Chmielewski is the likely source for media reports surrounding Pruitt’s spending habits and alleged ethical lapses. Chmielewski was allegedly removed from his position at EPA for challenging Pruitt, but that hasn’t been confirmed, reports said.
But many of Chmielewski’s claims have been called into question by two sources familiar with EPA’s inner-workings. One source told The Daily Caller News Foundation of Chmielewski’s claims that “more than 60 percent is false, the other 40 percent is information he distorted.”
In one instance Chmielewski alleged “a $30,000 contract with private Italian security personnel entered into by Mr. [Pasquele] Nino Perrotta,” ahead of Pruitt’s attendance of a G7 summit in Italy.
However, two sources familiar with Pruitt’s security said that never happened, adding Perrotta, the special agent in charge of Pruitt’s security detail, would have had no authority to enter into such a contract on his own.

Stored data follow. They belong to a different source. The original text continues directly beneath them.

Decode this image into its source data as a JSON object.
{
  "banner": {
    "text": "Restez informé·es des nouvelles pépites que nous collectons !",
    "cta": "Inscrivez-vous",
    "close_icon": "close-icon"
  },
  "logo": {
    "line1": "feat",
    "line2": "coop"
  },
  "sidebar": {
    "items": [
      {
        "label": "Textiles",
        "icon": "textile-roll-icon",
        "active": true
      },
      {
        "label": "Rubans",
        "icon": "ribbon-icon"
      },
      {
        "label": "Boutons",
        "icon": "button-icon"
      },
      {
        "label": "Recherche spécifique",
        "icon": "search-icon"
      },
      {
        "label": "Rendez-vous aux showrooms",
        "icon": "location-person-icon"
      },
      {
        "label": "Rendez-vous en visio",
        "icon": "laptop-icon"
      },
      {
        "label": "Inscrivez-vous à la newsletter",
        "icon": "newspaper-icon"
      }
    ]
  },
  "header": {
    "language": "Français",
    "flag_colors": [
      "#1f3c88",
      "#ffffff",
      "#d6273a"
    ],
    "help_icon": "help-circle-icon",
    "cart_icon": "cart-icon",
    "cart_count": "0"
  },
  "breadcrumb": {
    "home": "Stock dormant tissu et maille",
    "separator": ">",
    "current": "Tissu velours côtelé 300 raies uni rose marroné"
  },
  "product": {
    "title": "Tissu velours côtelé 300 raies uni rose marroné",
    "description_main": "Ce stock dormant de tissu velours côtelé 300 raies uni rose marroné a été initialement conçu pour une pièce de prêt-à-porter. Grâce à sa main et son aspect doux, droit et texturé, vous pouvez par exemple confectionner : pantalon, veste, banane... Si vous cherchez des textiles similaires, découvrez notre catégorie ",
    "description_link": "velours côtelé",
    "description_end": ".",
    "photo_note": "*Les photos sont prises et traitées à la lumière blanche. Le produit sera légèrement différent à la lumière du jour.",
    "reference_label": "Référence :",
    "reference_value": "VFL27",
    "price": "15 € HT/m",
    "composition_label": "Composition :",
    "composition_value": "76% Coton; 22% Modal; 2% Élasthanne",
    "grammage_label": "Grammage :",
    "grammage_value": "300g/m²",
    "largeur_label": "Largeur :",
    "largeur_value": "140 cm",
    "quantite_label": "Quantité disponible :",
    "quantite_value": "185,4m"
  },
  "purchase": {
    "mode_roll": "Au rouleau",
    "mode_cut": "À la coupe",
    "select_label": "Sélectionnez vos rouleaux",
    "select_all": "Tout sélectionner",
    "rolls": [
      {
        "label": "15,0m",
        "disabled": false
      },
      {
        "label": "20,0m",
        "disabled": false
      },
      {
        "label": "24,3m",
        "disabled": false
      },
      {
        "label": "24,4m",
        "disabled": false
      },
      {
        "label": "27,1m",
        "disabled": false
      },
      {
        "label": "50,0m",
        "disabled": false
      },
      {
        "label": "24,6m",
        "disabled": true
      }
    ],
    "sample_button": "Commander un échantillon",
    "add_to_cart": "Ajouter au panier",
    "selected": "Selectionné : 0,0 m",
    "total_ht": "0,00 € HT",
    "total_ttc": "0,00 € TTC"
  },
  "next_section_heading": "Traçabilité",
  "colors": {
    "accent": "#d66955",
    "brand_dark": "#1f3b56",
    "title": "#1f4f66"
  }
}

The “special agent in charge has no authority to make purchase agreements or authorize people to make purchases,” one source told TheDCNF. Perrotta would need approval from higher-ups in the Office of Criminal Enforcement and Forensic Training, the source said.
Perrotta did communicate with contacts in Italy but only to get an idea of what sort of security would be typical for a U.S. official of Pruitt’s stature, not to negotiate a five-figure security contract, a second source said.
Before joining EPA in 2004, Perrotta joined the Secret Service in 1995. Before that, Perrotta served as an Army intelligence officer for three years and did tours in Italy, Bulgaria and Romania.
Like his boss, Perrotta’s become the focus of intense media scrutiny, including a New York Times article that referred to the special agent as Pruitt’s “sheriff.” NYT’s April 12 article, published the same day as Democrats’ letter, repeated many of Chmielewski’s accusations.
“Perrotta, has clashed — at least once physically — with top EPA officials who challenged Mr. Pruitt’s spending, and has steered at least one EPA security contract to a business associate,” current and former officials told NYT.
Likewise, “at least one security-related contract was awarded to an individual who works at Mr. Perrotta’s private security firm, and he believes that other contracts may also have been awarded to friends or associates of Mr. Perrotta’s,” Chmielewski told Democrats.
It’s true EPA hired Edwin Steinmetz to conduct a security sweep of Pruitt’s office in 2017, costing the agency $3,000. Steinmetz is listed on the management team of Perrotta’s security firm he operates on the side named Sequoia Security Group.
“It was an emergency; they needed it right away,” Steinmetz told NYT. “I dropped everything and took care of it.” None of the money Steinmetz was paid went to Sequoia Security Group, and there’s no evidence Perrotta played a role in any other security contracts.
Both DCNF sources confirmed Steinmetz’s security sweep but contested NYT’s characterization Perrotta “steered” the contract toward them. EPA hadn’t conducted a security sweep in years and asked Perrotta for a recommendation, the sources said.
EPA contracting officials took the ball from there, the source said. Steinmetz got the $3,000 job through an official agency process, both sources said.
“Very few people are qualified in that specific field and EPA had a hard time finding a vendor,” one source said.
Perrotta got permission from EPA to operate a side business in 2013, during the Obama administration. As for “physically” clashing with an EPA official, as NYT alleged, that never happened, one source told TheDCNF.
“Things got so heated that a scuffle broke out during a meeting last summer of the agency’s top security and administrative staff” where “Perrotta traded expletives with Mario Caraballo, who until recently served as the deputy associate administrator of the homeland security office, and that the two men had to be physically separated,” NYT reported.
The discussion between Caraballo and Perrotta got heated, but no physical altercation broke out, a source, who spoke with officials present at the meeting, said. Caraballo has since been removed from his position at EPA.